Posted: May 4, 2010

Informatics moves into nanomedicine

(Nanowerk News) According to what researchers from Facultad de Informática and other institutions have advanced in an article just published in the prestigious medical journal Pediatric Research("Nanoinformatics and DNA-Based Computing: Catalyzing Nanomedicine"), nanoparticles are poised to play a key role in medical research in the coming decades, when nanomedicine will become part of medical practice. The article discusses the huge impact that informatics will have in the immediate future on vanguard medicine and innovation in a field, translational nanoinformatics, that is set to translate advances in basic nanomedical research into clinical applications of growing importance.
The article, the first review of this new discipline published in a high impact journal, analyses the latest research in nanoinformatics, including its applications to paediatrics, and also examines the discipline's scientific foundations, and research and projects in this field, including their potential applications and problems.

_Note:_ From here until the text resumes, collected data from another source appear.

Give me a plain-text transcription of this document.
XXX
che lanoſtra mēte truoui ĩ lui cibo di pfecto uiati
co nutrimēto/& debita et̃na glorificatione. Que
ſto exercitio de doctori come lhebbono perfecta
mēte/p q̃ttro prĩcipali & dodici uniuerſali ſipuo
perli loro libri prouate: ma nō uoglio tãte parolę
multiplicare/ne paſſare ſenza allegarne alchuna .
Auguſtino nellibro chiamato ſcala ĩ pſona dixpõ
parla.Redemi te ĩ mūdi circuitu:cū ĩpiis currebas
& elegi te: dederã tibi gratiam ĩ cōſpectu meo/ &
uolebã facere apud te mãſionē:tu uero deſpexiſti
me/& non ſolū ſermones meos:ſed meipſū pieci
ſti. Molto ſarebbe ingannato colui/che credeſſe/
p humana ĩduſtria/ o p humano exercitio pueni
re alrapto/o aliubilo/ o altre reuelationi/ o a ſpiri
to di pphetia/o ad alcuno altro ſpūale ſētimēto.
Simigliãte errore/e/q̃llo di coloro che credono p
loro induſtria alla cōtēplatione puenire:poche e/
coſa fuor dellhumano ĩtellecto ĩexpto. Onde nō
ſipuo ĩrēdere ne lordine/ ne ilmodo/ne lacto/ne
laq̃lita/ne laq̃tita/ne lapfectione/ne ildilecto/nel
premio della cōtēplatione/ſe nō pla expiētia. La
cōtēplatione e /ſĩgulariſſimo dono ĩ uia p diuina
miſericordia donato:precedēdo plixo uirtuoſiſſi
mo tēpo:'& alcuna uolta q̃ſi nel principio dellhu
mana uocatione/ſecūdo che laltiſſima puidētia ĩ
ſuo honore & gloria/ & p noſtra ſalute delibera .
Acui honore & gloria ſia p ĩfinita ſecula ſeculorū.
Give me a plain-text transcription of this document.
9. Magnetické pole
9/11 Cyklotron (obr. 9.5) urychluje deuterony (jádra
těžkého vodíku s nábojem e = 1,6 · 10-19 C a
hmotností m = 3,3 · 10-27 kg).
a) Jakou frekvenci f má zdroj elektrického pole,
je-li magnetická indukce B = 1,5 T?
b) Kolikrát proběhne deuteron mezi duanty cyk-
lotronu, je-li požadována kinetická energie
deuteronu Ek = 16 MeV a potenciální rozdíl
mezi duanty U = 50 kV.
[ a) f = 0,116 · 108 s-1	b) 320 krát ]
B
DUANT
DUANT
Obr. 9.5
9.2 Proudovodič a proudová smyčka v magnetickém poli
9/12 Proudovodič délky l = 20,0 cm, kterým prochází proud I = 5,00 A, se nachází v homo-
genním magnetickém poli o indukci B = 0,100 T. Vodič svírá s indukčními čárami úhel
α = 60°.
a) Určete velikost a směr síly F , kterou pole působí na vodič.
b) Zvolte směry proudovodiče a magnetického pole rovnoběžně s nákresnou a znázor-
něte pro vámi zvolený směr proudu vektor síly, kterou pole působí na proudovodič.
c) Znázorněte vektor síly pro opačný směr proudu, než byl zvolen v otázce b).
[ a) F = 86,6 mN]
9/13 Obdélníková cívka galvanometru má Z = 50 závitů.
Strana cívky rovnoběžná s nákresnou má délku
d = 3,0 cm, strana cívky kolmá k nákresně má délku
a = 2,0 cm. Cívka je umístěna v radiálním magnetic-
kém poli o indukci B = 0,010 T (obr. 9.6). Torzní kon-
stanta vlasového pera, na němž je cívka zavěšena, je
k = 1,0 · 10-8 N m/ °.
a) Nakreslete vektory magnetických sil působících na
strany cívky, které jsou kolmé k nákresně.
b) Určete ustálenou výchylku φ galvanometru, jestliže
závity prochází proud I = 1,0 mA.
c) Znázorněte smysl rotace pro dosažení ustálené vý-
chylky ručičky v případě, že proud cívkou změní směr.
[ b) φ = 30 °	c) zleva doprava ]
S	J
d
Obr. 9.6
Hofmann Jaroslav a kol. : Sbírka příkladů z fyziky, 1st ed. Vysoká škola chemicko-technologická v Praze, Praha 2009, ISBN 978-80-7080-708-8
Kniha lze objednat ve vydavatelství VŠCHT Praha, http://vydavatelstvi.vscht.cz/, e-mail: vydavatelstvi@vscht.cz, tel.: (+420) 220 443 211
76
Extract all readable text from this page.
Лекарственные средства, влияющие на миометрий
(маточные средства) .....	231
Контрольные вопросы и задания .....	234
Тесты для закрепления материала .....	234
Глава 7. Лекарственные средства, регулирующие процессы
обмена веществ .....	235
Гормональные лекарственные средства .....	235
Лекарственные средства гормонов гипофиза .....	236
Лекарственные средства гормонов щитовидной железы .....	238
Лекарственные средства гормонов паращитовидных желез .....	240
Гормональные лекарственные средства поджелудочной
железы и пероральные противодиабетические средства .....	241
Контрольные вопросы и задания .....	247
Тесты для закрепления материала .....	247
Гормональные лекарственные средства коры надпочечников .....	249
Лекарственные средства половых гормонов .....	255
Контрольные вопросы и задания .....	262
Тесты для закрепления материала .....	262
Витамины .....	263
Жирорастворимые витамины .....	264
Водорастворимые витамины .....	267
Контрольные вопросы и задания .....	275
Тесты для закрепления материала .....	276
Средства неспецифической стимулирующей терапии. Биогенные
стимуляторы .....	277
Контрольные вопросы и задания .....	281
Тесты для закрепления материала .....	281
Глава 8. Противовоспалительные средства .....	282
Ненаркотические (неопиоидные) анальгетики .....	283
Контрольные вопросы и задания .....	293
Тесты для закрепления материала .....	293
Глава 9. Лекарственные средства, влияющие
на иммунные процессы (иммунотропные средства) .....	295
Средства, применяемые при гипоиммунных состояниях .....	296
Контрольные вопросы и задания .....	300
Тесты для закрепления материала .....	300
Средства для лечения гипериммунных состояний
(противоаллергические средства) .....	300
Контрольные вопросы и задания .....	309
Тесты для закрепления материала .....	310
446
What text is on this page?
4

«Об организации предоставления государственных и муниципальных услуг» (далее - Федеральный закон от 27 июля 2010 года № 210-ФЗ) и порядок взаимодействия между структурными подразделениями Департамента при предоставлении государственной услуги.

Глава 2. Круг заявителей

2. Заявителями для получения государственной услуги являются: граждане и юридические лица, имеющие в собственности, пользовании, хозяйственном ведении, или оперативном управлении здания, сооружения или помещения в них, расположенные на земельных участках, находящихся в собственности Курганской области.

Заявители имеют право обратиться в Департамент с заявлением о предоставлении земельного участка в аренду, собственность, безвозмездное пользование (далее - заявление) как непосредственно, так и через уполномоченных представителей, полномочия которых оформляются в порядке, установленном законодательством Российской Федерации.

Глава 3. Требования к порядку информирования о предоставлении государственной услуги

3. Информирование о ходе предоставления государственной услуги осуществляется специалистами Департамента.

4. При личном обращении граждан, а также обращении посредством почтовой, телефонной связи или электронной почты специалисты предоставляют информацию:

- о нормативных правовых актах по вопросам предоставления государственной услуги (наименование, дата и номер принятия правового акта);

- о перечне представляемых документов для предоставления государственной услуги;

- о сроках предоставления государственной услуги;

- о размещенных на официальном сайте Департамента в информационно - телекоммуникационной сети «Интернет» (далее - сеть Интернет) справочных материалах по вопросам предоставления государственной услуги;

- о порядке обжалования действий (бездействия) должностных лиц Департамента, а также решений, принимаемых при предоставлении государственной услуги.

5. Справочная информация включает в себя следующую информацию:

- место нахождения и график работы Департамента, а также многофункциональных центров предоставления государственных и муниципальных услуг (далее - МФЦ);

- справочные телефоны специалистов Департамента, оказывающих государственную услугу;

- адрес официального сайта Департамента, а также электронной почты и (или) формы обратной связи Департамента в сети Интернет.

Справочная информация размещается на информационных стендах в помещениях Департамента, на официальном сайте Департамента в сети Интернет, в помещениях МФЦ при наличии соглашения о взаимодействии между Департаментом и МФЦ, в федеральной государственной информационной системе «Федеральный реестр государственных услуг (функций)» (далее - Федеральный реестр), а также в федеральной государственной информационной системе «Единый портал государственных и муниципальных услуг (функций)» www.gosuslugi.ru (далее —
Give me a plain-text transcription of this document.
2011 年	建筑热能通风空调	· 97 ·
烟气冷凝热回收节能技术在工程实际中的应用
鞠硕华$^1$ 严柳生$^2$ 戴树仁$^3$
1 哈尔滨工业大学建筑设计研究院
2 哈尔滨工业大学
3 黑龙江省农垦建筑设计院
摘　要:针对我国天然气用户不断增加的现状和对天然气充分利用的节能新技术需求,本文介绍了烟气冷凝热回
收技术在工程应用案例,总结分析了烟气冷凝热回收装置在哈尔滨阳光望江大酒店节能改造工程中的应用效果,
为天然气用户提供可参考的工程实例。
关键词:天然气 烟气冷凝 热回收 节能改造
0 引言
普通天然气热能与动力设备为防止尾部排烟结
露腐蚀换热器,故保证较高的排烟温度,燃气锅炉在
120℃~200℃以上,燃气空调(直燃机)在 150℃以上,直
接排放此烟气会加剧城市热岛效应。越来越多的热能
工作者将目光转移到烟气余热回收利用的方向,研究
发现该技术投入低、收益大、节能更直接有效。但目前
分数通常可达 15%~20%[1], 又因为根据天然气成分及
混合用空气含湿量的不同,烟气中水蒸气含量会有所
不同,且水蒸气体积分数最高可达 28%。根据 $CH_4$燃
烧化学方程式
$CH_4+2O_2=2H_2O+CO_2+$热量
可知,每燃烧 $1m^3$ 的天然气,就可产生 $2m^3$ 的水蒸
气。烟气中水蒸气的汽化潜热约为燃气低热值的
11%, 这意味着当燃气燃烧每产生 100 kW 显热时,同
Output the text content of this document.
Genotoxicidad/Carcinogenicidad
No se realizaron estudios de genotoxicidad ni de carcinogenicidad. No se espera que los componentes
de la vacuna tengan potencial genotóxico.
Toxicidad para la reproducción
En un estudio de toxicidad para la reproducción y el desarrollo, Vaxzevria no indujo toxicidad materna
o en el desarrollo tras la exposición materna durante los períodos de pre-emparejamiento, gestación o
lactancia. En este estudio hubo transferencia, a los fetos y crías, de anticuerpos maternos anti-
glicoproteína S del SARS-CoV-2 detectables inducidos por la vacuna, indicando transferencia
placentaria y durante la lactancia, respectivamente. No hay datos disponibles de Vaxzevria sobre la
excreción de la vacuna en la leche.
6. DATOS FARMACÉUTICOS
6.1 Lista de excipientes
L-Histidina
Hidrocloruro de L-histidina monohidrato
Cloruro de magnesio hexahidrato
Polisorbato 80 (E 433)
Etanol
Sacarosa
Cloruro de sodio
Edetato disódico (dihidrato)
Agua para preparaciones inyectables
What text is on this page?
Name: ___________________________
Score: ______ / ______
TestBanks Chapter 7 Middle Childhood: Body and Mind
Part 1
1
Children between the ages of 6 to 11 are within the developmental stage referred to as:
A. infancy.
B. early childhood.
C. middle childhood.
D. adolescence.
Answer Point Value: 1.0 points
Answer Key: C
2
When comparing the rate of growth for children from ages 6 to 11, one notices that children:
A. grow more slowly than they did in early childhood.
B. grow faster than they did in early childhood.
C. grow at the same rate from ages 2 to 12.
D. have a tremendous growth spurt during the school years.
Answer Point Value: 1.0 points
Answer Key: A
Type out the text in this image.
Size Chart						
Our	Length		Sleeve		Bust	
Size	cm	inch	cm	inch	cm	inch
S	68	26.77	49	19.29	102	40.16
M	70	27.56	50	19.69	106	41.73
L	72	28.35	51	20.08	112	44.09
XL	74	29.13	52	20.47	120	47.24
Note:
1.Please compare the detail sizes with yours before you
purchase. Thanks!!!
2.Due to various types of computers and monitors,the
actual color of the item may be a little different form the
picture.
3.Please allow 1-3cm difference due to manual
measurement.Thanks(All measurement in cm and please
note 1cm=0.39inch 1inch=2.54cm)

The authors, who are partners of the European ACTION Grid project, coordinated by the UPM, explain that nanoinformatics uses informatics techniques to process and analyse the information on the physico-chemical structure and properties of nanoparticles, their environments and applications, and can therefore be said to be a discipline that acts as a catalyst and speeds up research into nanomedicine.
Expanding nanomedicine
They also point out that the development of nanomedicine is still in its infancy, although some nanoparticles and nanodevices have already been approved or are about to be approved by the United States Food and Drug Administration, including, for example, superparamagnetic nanoparticles to detect metastases in some types of cancer or new devices that combine microfluids or nanosensors to detect tumours.
These applications of nanomaterials open up new prospects for personalized medicine, the authors add, indicating that classical clinical studies need to be redesigned to adapt to the advances taking place in genomics, proteomics and pharmacogenetics. "The introduction of nanoparticles that can target different molecules or groups of atoms with high precision can significantly advance the personalization of clinical procedures", the article says.
The authors place special emphasis on the paediatric applications of nanomedicine that can effectively contribute to the treatment of childhood disorders like asthma, cystic fibrosis, respiratory infections or lung cancer.
They also refer to the possible secondary effects of such therapies, stating that the problems detected in this respect are often related to the dose and the mechanism of action of a nanoparticle therapy rather than the properties of the nanoparticles themselves.
Importance of informatics
The authors also relate that their previous research focused on the integration of genomics with medical information systems, a process that proved to be more difficult than originally anticipated, but raises major challenges for personalized medicine. From the computational viewpoint, the integration of data at the nano level poses even greater difficulties parallel to those faced at higher scales by bioinformatics and medical informatics.
Both the European Commission and the United States Government are collaborating on new projects with a view to the development of an inventory of nanoparticles that includes techniques for modelling nanoparticle properties, as well as nanoparticle interaction with biological systems.
Along similar lines, the authors explain that they have developed a new approach for automatically creating an index of bioinformatics resources with information automatically extracted from research article abstracts using text mining techniques.
They note in this respect that ontologies have demonstrated that they are a more than satisfactory support for a computational approach to the systematization of knowledge, particularly in biomedicine, and are likely to play an equivalent role in structuring information in nanomedicine. In fact, ontologies have played an important role in the development of nanoportals, like caNanoLab, a specialized web site for nanoparticle cancer treatment.
Integration of biomedical data at the nano level
Even though many current nanoinformatics applications look very similar to comparable systems already built in medical and bioinformatics, a profound change is actually afoot in informatics, and researchers are coming up with new approaches for integrating data and knowledge at the nano level.
The possibility of biomolecular devices acting not only in vitro but also in vivo within diseased human organisms is also opening up new prospects, where biomolecular automata could even intervene to intelligently deliver drugs to the diseased regions of the human body just where they are needed.
In this respect, the authors note that research on a "Doctor in a Cell" is already in progress. This is a genetically modified cell that can operate in a human body. It contains a biological computer that can process and analyse external biological signals, emit a diagnosis and deliver the desired molecular therapeutic signal to treat the patient.
The conclusion is that informatics will play a crucial role in the development and implementation of nanoparticles and nanodevices and their application in both the laboratory and living organisms. The authors add that informaticians will have a decisive impact on nanomedicine by creating new simulation models and methods.
All this will change not only the training of physicians and informaticians in the near future, but will also modify current healthcare models.
The article is authored by Víctor Maojo and Alfonso Rodríguez Patón, both from the Artificial Intelligence Department at the UPM's Facultad de Informática, Fernando Martín Sánchez, from the Department of Medical Bioinformatics at the Instituto Nacional de Salud Carlos III, Casimir Kulikowski, from the Department of Computational Science at the Rutgers State University in New Jersey, and Martin Fritts, from the National Cancer Institute at Frederick (USA).